IRON BEHIND THE STERN
The difference in stern wave was also clearly visible, and Shipyard De Hoop’s technical director Fré Drenth coined the phrase “the iron behind the stern” for the Hull Vane, because it flattened the wake so much.
Apart from a reduction in fuel consumption, the Hull Vane also provides the vessels with a higher top speed, a longer range (or higher crossing speed) and improved seakeeping (10 to 20% less vertical accelerations onboard).
A total of five vessels were built in the series and were proposed to the market in various forms, such as an offshore patrol vessel, a survey vessel or a superyacht support vessel.
Recently, Dutch shipowner Rederij Groen (Scheveningen) took delivery of one of the vessels, named Linde-G, to be used as a Multipurpose Guard Vessel. Two other vessels were sold as Offshore Patrol Vessels to HLS International and will be delivered shortly for security work in Nigerian waters. A fourth ship will be used as an Offshore Patrol Vessel in Kenyan waters. The first vessel, MV Karina, will be used as a Fast Supply Intervention Vessel in the oil & gas industry. Each of the five vessels is equipped with a Hull Vane.
Patrick Jansen, C.E.O. of Shipyard de Hoop: “The Hull Vane is a good example of how we do our innovation and R&D. We like to try things full scale, give it our best shot within a short timeframe and limited budget, and if it works, we implement it. If not, we haven’t wasted a lot of time and costs on it. The Hull Vane is an example of something that clearly works very well, and we see applications on other vessels in our yard as well, such as expedition cruise ships. Most ships will sail day-in-day-out for at least the next thirty years and it would be a pity not to equip them with a device which saves so much fuel consumption and CO2 emissions, while improving comfort for the passengers onboard.”
The tally of built Hull Vanes now amounts to nineteen units, of which five for patrol vessels, and Shipyard De Hoop is already the fourth repeat customer for Hull Vane BV. The company reports that 20 more Hull Vanes are on order or very close to being ordered for superyachts, passenger ships and patrol boats.
Bruno Bouckaert, sales director of Hull Vane BV: “We clearly see a shift compared to five years ago, when we started. We now have so many full-scale examples on a wide range of vessels, backed up with performance numbers and 40 years of accumulated usage without a single repair, that no-one really doubts the effectiveness or the durability of the Hull Vane anymore.

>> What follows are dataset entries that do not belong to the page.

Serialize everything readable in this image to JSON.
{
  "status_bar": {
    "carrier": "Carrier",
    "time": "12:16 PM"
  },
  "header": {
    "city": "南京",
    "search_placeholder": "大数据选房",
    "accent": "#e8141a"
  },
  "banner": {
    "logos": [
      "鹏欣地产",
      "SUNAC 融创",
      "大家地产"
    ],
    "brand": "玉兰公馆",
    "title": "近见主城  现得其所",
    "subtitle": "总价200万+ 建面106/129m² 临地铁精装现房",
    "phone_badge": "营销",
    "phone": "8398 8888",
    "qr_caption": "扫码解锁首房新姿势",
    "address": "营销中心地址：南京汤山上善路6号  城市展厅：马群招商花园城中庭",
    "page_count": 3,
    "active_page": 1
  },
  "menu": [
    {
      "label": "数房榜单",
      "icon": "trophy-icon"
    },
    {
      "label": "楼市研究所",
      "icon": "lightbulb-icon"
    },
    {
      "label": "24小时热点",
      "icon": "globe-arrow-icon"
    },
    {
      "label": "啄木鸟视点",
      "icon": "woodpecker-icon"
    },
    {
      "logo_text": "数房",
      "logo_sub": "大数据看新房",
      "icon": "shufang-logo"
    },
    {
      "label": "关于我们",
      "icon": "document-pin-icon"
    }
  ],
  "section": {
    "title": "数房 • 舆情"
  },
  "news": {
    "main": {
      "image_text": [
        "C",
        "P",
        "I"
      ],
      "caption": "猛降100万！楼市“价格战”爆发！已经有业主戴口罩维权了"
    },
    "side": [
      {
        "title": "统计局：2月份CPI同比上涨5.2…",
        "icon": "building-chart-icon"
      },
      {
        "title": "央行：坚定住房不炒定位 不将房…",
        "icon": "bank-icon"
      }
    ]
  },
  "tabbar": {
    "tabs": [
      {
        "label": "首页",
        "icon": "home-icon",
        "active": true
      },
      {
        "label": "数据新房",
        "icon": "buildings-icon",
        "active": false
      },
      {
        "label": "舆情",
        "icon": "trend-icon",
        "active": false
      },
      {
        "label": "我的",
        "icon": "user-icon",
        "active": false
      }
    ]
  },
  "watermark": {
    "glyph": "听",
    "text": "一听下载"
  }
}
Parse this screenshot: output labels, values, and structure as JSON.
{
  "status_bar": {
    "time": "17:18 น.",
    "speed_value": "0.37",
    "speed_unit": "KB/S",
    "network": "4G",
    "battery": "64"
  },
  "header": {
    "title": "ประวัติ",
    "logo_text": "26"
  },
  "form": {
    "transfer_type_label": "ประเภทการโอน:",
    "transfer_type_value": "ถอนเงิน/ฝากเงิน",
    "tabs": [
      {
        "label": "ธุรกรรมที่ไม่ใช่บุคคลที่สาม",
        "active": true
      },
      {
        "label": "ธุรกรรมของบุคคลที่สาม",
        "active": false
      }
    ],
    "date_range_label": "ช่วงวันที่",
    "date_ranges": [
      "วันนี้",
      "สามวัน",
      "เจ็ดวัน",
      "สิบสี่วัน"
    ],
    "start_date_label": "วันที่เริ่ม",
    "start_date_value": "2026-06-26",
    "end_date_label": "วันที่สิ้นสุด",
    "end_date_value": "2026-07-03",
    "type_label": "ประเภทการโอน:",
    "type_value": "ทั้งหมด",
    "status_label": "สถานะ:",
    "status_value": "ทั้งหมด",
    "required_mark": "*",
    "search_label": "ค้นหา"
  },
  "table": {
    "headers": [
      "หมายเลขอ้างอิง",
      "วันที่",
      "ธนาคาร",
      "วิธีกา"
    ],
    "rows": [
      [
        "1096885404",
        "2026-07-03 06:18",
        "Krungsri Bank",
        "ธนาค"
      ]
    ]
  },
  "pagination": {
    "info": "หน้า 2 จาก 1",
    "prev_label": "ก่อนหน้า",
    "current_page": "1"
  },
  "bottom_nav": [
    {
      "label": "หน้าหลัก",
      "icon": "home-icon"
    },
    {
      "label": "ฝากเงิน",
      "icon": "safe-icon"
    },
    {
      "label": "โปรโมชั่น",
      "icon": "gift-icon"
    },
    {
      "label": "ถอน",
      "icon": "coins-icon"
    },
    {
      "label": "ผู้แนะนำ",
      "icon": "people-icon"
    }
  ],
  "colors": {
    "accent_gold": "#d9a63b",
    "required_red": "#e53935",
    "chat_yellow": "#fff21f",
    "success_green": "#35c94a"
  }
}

Naval architects and ship owners are increasingly aware that reducing the ships’ resistance today will make a future energy transition a lot easier, even if we don’t yet know how we will do it.”
The Hull Vane is a patented fixed hydrowing that is placed below the stern of a ship, saving energy and improving seakeeping. This ’hydrofoil’ influences the stern wave pattern and creates hydrodynamic lift, which is partially oriented forward and reduces the ship’s resistance. Invented by Dr. Ir. Pieter van Oossanen, it has been on the market since 2014. The device’s implementation on Rotterdam harbour vessel ‘RPA8’ won Hull Vane BV a Seawork Innovation Award in 2018.